Saturday, June 28, 2014

“You are an aperture through which the universe is looking at and exploring itself.”





That there is only the natural world, which we are a part of, seems to me truth given the evidence. Thus the naturalist like myself realizes that man and nature are the same thing. Mankind is nature becoming conscious of itself. The late Anglo-American philosopher Alan Watts knew this quite well. In recent years he's become one of my favorite philosophers, and although he may not have technically been a naturalist in the strictest sense, his Zen inspired wisdom and metaphysics more often than not fall perfectly in line with the naturalism espoused by many atheists.

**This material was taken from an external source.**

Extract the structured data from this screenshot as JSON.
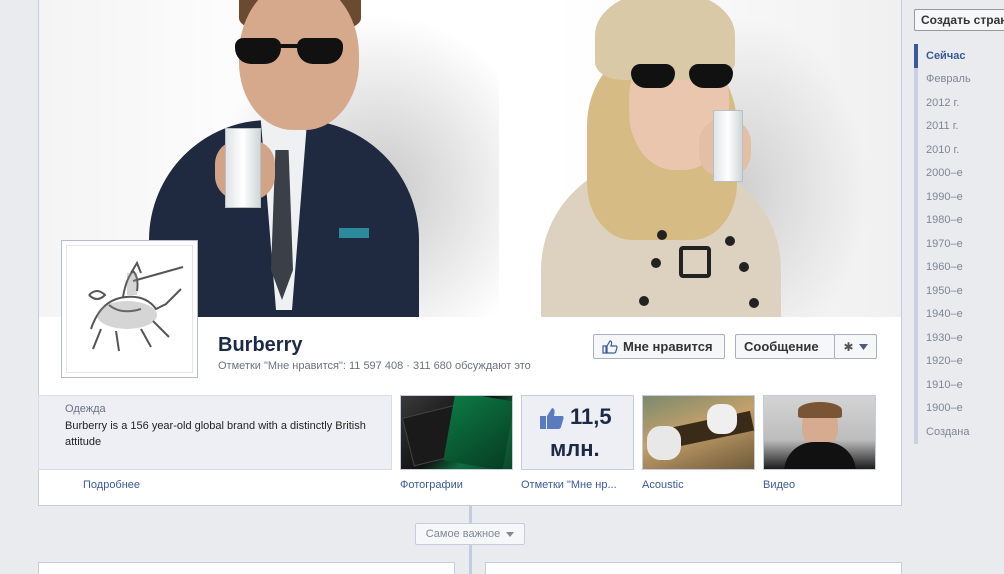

There is no doubt that naturalism can seem a lot more appealing when cloaked in the beautiful poetic language of philosophy and analogy. And Watts was incredibly good at doing this. In the Eastern traditions, the universe is not a creation, it's more like an organism. It grows. And as it grows, it peoples, in the same way that an apple tree apples. Thus, human beings are not born into the universe, they're born out of it. Watts thought that existence was fundamentally musical in nature. And so just as music doesn't have a destination, he argued the universe is not heading towards a particular goal. It is the process of the music unfolding over time that is why we enjoy it, just like when we dance we don't aim at a particular spot on the dance floor. The point is not to finish as fast as you can. The enjoyment comes from the dancing itself. Western philosophy however, which is so heavily influenced by Christianity and Judaism, sees the world and man as two separate creations, each created with a teleology in mind, and this Watts observes, is fundamentally at odds with the Eastern traditions and naturalism.

From some perspectives Zen and naturalism go hand in hand. Perhaps naturalism allows us the best explanation why we at times feel one with nature. In my mind, one can easily be a naturalist and a practitioner of Zen Buddhism. Now I'm not at all advocating Zen, or claiming myself as one of its followers. I'm just noticing that there is this tendency among too many atheists to reject all of what religion or spirituality has to offer because it is associated with metaphysics which the atheist rejects. I too reject the metaphysical claims of almost all religions, but that does not mean that here and there one cannot find bits of wisdom and insight that offer a far richer view of the natural world than through the lens of a purely scientific epistemology. Life is too colorful and our minds are too philosophical to restrict one's way of thinking in such rigid scientism. Philosophies like the kind held by Alan Watts can offer the naturalist who has jettisoned all forms of religion and spirituality with an enhanced understanding of their place in the universe. And so I leave you with his words:

"It's understood in Buddhism that without space there can be no solid; space and solid generate each other. In the same way the tree, as a Zen poem says, manifests the bodily power of the wind. For without things against which the wind could move, by its transparency and invisibility we should never see it. And as the trees call forth the power of wind, solid things call forth the power of space. 
Now its a fundamental principle of Buddhism that all life is changing and flowing away like waters. This is not a pessimistic doctrine, as if everything is going its way to death. It is rather that life itself is change, it is a process of flowing, and we are mistaken when we try to resist this process and stop the flow by clinging to ourselves. We waste an enormous amount of psychic energy in anxiety in trying to resist the flow of life, but that is just like trying to posses this living water by catching it in a bucket and we find that in the bucket it is no longer flowing, and in time it becomes stagnant.
Therefore it is absolutely fundamental in Buddhism to allow one's self to flow with the stream of life. Really there's no way of preventing it. And trying to prevent it is like trying to swim against an overwhelming powerful current. That way one drowns. But by flowing with it one ceases to waste energy resisting it and all that energy is available as new energy for creative work in art and life. 
It's basic to Chinese philosophy that death is part of life just as space goes with solids. To resist death, to resist change, to resist transience is to resist life itself. And to come to the feeling as a result of this resistance that you as a human being are in some way separate from life; that you don't belong in the universe, that you don't express its fundamental energy, as waves express the existence of the water. Through Zen Buddhism man has learned to cooperate with nature. Man is nature become conscious of itself."